Une autre catastrophe humanitaire se profile au Yémen

Le Yémen a annoncé vendredi un premier cas de contamination au nouveau coronavirus, faisant craindre des répercussions catastrophiques en cas de propagation de l’épidémie.
Photo: Mohammed Huwais Agence France-Presse Le Yémen a annoncé vendredi un premier cas de contamination au nouveau coronavirus, faisant craindre des répercussions catastrophiques en cas de propagation de l’épidémie.

Le Yémen, pays en proie à une grave crise humanitaire due à la guerre, a annoncé vendredi un premier cas de contamination au nouveau coronavirus, faisant craindre aux ONG des répercussions catastrophiques en cas de propagation de l’épidémie.

Un cessez-le-feu décrété unilatéralement à partir de jeudi par la coalition militaire menée par l’Arabie saoudite, alliée du pouvoir au Yémen, ne semblait pas tenir, des frappes aériennes ayant visé des cibles des rebelles Houthis quelques heures après son entrée en vigueur, selon des sources des belligérants. En décrétant cette trêve avant l’annonce du premier cas au Yémen, Riyad a dit espérer qu’elle permettrait de lutter contre la maladie dans ce pays pauvre menacé également par la famine, frappé par des épidémies de dengue et de choléra et qui souffre d’un système de santé en déliquescence.

Le conflit déclenché en 2014 entre pouvoir et rebelles soutenus par l’Iran, a fait des dizaines de milliers de morts, essentiellement des civils, selon des ONG, et provoqué la pire crise humanitaire au monde avec 24 millions de Yéménites dépendant des aides d’après l’ONU.

Sous-équipés face au virus

« Le premier cas confirmé de nouveau coronavirus a été recensé dans la province de Hadramout (Sud) », a indiqué sur Twitter la commission gouvernementale sur la pandémie. La personne contaminée dans la localité de Chahr reçoit des soins médicaux et son état est stable, a précisé ce comité, dirigé par le gouvernement du président Abd Rabbo Mansour Hadi, reconnu par la communauté internationale. Vendredi, un couvre-feu de 24 heures a été imposé à Chahr et ses environs. Toutes les personnes ayant été en contact avec le patient sont recherchées pour être isolées, a indiqué l’Organisation mondiale de la santé (OMS) sur Twitter.

« C’est le moment que nous craignions tous, car le Yémen est sous-équipé face au virus, avec seulement la moitié des établissements de santé encore opérationnels », a déploré de son côté Xavier Joubert, directeur de l’ONG Save the Children au Yémen.
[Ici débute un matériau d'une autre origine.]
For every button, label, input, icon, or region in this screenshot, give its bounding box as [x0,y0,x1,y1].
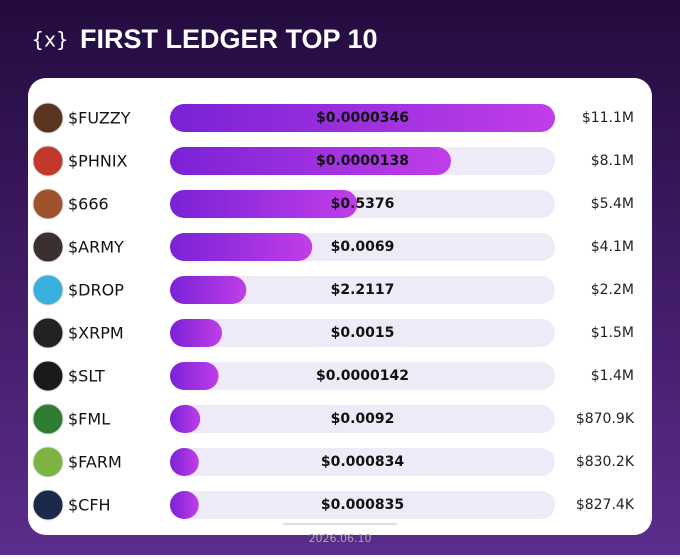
price-label: $2.2117 [331,282,395,298]
category-label: $XRPM [68,324,124,343]
price-label: $0.0092 [331,411,395,427]
bar [170,319,223,347]
bar [170,190,358,218]
price-label: $0.0000346 [316,110,409,126]
token-icon [32,102,64,134]
token-icon [32,446,64,478]
value-label: $8.1M [591,153,634,169]
category-label: $DROP [68,281,124,300]
token-icon [32,317,64,349]
value-label: $11.1M [582,110,634,126]
date: 2026.06.10 [309,532,372,545]
category-label: $666 [68,195,109,214]
value-label: $1.5M [591,325,634,341]
price-label: $0.000834 [321,454,405,470]
bar [170,362,219,390]
token-icon [32,145,64,177]
value-label: $1.4M [591,368,634,384]
bar [170,448,199,476]
token-icon [32,188,64,220]
price-label: $0.5376 [331,196,395,212]
bar [170,405,201,433]
logo: {x} [31,28,68,52]
token-icon [32,274,64,306]
price-label: $0.0015 [331,325,395,341]
bar-track [170,448,555,476]
price-label: $0.0069 [331,239,395,255]
price-label: $0.0000142 [316,368,409,384]
category-label: $FARM [68,453,122,472]
bar [170,276,247,304]
category-label: $FUZZY [68,109,131,128]
category-label: $PHNIX [68,152,128,171]
bar-track [170,405,555,433]
token-icon [32,360,64,392]
value-label: $2.2M [591,282,634,298]
category-label: $ARMY [68,238,124,257]
value-label: $870.9K [576,411,635,427]
price-label: $0.000835 [321,497,404,513]
category-label: $FML [68,410,110,429]
bar [170,104,555,132]
category-label: $SLT [68,367,105,386]
chart-title: FIRST LEDGER TOP 10 [80,24,378,54]
bar-track [170,362,555,390]
value-label: $830.2K [576,454,635,470]
price-label: $0.0000138 [316,153,409,169]
token-icon [32,489,64,521]
value-label: $5.4M [591,196,634,212]
token-icon [32,403,64,435]
token-icon [32,231,64,263]
bar-track [170,276,555,304]
bar-track [170,491,555,519]
bar [170,147,451,175]
category-label: $CFH [68,496,111,515]
bar [170,491,199,519]
value-label: $827.4K [576,497,635,513]
value-label: $4.1M [591,239,634,255]
bar-track [170,319,555,347]
bar [170,233,313,261]
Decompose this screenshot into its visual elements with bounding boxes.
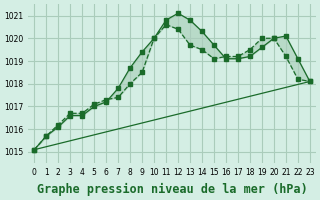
X-axis label: Graphe pression niveau de la mer (hPa): Graphe pression niveau de la mer (hPa) bbox=[37, 183, 308, 196]
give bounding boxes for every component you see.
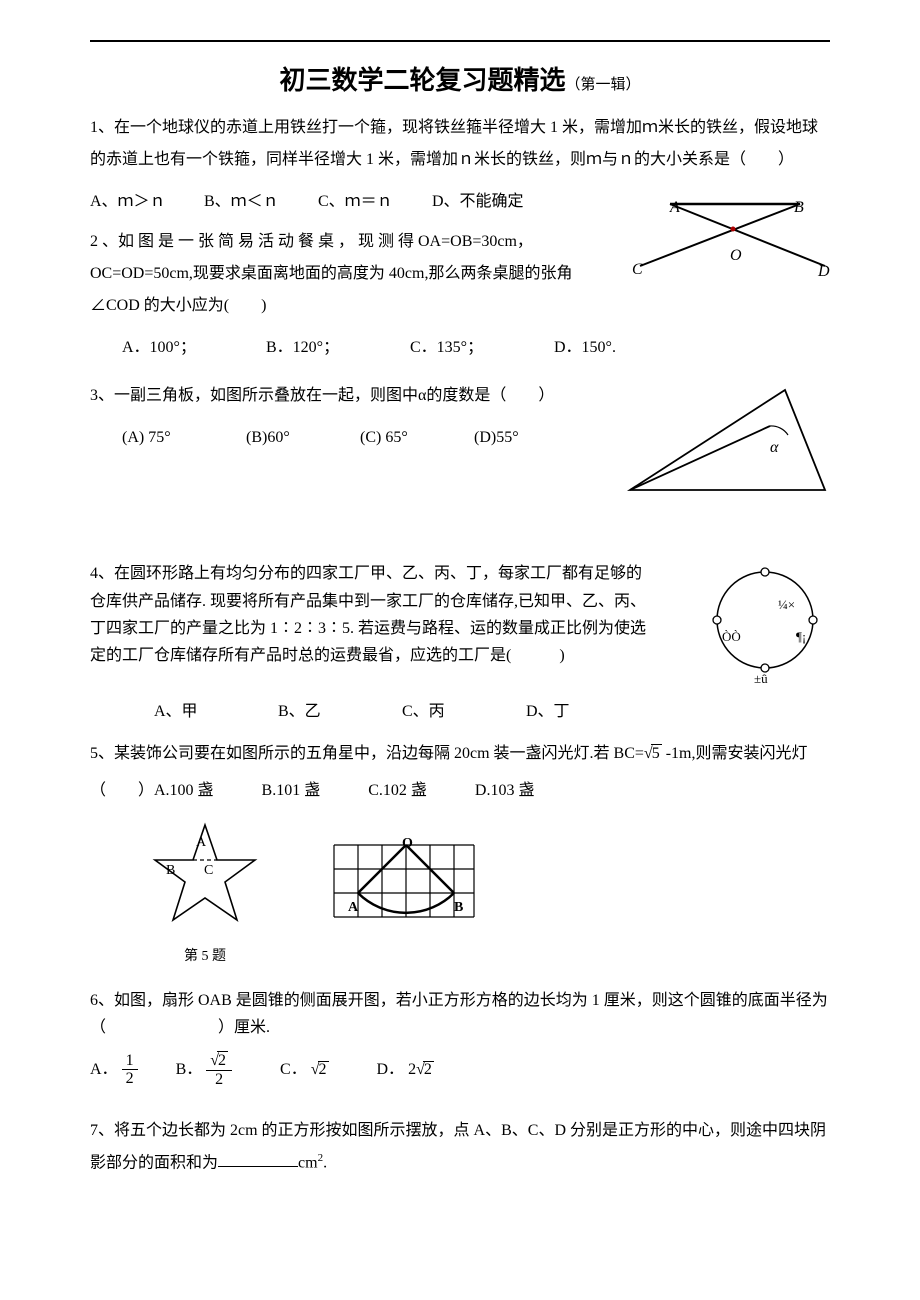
q6-opt-a-frac: 1 2 — [122, 1052, 138, 1088]
q6-opt-c-sqrt: 2 — [311, 1061, 329, 1078]
q2-opt-a: A．100°； — [122, 332, 262, 364]
q3-opt-c: (C) 65° — [360, 422, 470, 454]
question-6: 6、如图，扇形 OAB 是圆锥的侧面展开图，若小正方形方格的边长均为 1 厘米，… — [90, 987, 830, 1041]
q5-label-c: C — [204, 857, 213, 885]
q2-label-d: D — [818, 256, 830, 288]
question-5: 5、某装饰公司要在如图所示的五角星中，沿边每隔 20cm 装一盏闪光灯.若 BC… — [90, 736, 830, 810]
q5-label-a: A — [196, 829, 206, 857]
q6-label-o: O — [402, 830, 413, 858]
q6-opt-d-pre: D． — [377, 1062, 405, 1078]
q6-opt-b-pre: B． — [176, 1062, 203, 1078]
q3-opt-d: (D)55° — [474, 422, 519, 454]
q4-opt-d: D、丁 — [526, 696, 570, 728]
title-sub: （第一辑） — [566, 77, 641, 93]
page-title: 初三数学二轮复习题精选（第一辑） — [90, 62, 830, 98]
q6-figure: O A B — [324, 820, 494, 952]
question-7: 7、将五个边长都为 2cm 的正方形按如图所示摆放，点 A、B、C、D 分别是正… — [90, 1115, 830, 1179]
q2-options: A．100°； B．120°； C．135°； D．150°. — [90, 332, 830, 364]
q2-opt-b: B．120°； — [266, 332, 406, 364]
q4-opt-c: C、丙 — [402, 696, 522, 728]
q7-text-c: . — [323, 1154, 327, 1171]
q4-text: 4、在圆环形路上有均匀分布的四家工厂甲、乙、丙、丁，每家工厂都有足够的仓库供产品… — [90, 565, 646, 664]
q6-text: 6、如图，扇形 OAB 是圆锥的侧面展开图，若小正方形方格的边长均为 1 厘米，… — [90, 992, 828, 1036]
q5-sqrt: 5 — [644, 736, 662, 773]
top-rule — [90, 40, 830, 42]
q2-opt-c: C．135°； — [410, 332, 550, 364]
q2-label-b: B — [794, 192, 804, 224]
q5-text-a: 5、某装饰公司要在如图所示的五角星中，沿边每隔 20cm 装一盏闪光灯.若 BC… — [90, 745, 644, 762]
q6-opt-a-pre: A． — [90, 1062, 118, 1078]
q1-text: 1、在一个地球仪的赤道上用铁丝打一个箍，现将铁丝箍半径增大 1 米，需增加ｍ米长… — [90, 119, 818, 168]
q3-figure: α — [620, 380, 830, 544]
q3-label-alpha: α — [770, 439, 778, 456]
q3-text: 3、一副三角板，如图所示叠放在一起，则图中α的度数是（ ） — [90, 387, 554, 404]
q1-opt-a: A、ｍ＞ｎ — [90, 186, 200, 218]
question-4: 4、在圆环形路上有均匀分布的四家工厂甲、乙、丙、丁，每家工厂都有足够的仓库供产品… — [90, 560, 650, 669]
q4-node-3: ±û — [754, 666, 768, 692]
title-main: 初三数学二轮复习题精选 — [279, 65, 565, 95]
question-1: 1、在一个地球仪的赤道上用铁丝打一个箍，现将铁丝箍半径增大 1 米，需增加ｍ米长… — [90, 112, 830, 176]
q5-caption: 第 5 题 — [130, 943, 280, 971]
q6-opt-d-coef: 2 — [408, 1062, 416, 1078]
q7-text-b: cm — [298, 1154, 318, 1171]
q4-node-2: ¶¡ — [796, 624, 806, 650]
q7-blank — [218, 1150, 298, 1167]
q4-node-1: ¼× — [778, 592, 795, 618]
q6-label-b: B — [454, 894, 463, 922]
q2-label-c: C — [632, 254, 643, 286]
q1-opt-b: B、ｍ＜ｎ — [204, 186, 314, 218]
q1-opt-d: D、不能确定 — [432, 186, 524, 218]
q2-label-a: A — [670, 192, 680, 224]
q7-text-a: 7、将五个边长都为 2cm 的正方形按如图所示摆放，点 A、B、C、D 分别是正… — [90, 1122, 826, 1171]
q2-text: 2 、如 图 是 一 张 简 易 活 动 餐 桌 ， 现 测 得 OA=OB=3… — [90, 233, 572, 314]
q5-figure: A B C 第 5 题 — [130, 820, 280, 971]
q6-label-a: A — [348, 894, 358, 922]
figure-row: A B C 第 5 题 — [90, 820, 830, 971]
q3-opt-b: (B)60° — [246, 422, 356, 454]
q3-opt-a: (A) 75° — [122, 422, 242, 454]
q6-options: A． 1 2 B． 2 2 C． 2 D． 22 — [90, 1051, 830, 1088]
q6-opt-d-sqrt: 2 — [416, 1061, 434, 1078]
q5-label-b: B — [166, 857, 175, 885]
q2-label-o: O — [730, 240, 742, 272]
q1-opt-c: C、ｍ＝ｎ — [318, 186, 428, 218]
q4-opt-a: A、甲 — [154, 696, 274, 728]
q6-opt-c-pre: C． — [280, 1062, 307, 1078]
q2-figure: A B O C D — [630, 186, 830, 288]
q2-opt-d: D．150°. — [554, 332, 616, 364]
q4-node-4: ÒÒ — [722, 624, 741, 650]
q4-figure: ¼× ¶¡ ±û ÒÒ — [700, 560, 830, 692]
question-2: 2 、如 图 是 一 张 简 易 活 动 餐 桌 ， 现 测 得 OA=OB=3… — [90, 226, 610, 322]
q6-opt-b-frac: 2 2 — [206, 1051, 232, 1088]
q4-options: A、甲 B、乙 C、丙 D、丁 — [90, 696, 830, 728]
q4-opt-b: B、乙 — [278, 696, 398, 728]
Il décompte 700 lits disponibles en unité de soins intensifs et 500 ventilateurs pour une population de quelque 30 millions de personnes.

« Ce qui nous inquiète aussi, c’est […] qu’il n’y a pas beaucoup de tests [500 disponibles actuellement] et de centres » pour les faire, a appuyé Yann Josses, coordinateur de Médecins du Monde au Yémen dans un entretien à l’AFP. « On s’attend à une catastrophe humanitaire, avec plusieurs millions de personnes infectées. »

Sur le front militaire, quelques heures seulement après l’entrée en vigueur du cessez-le-feu, plusieurs frappes ont visé « des véhicules appartenant aux Houthis » dans les provinces de Jawf (Nord) et Hajjah, près de la capitale Sanaa, selon une source militaire proche du gouvernement. Des affrontements ont également éclaté entre les Houthis et les forces loyalistes dans les provinces de Jawf et de Marib (Nord), a-t-elle ajouté.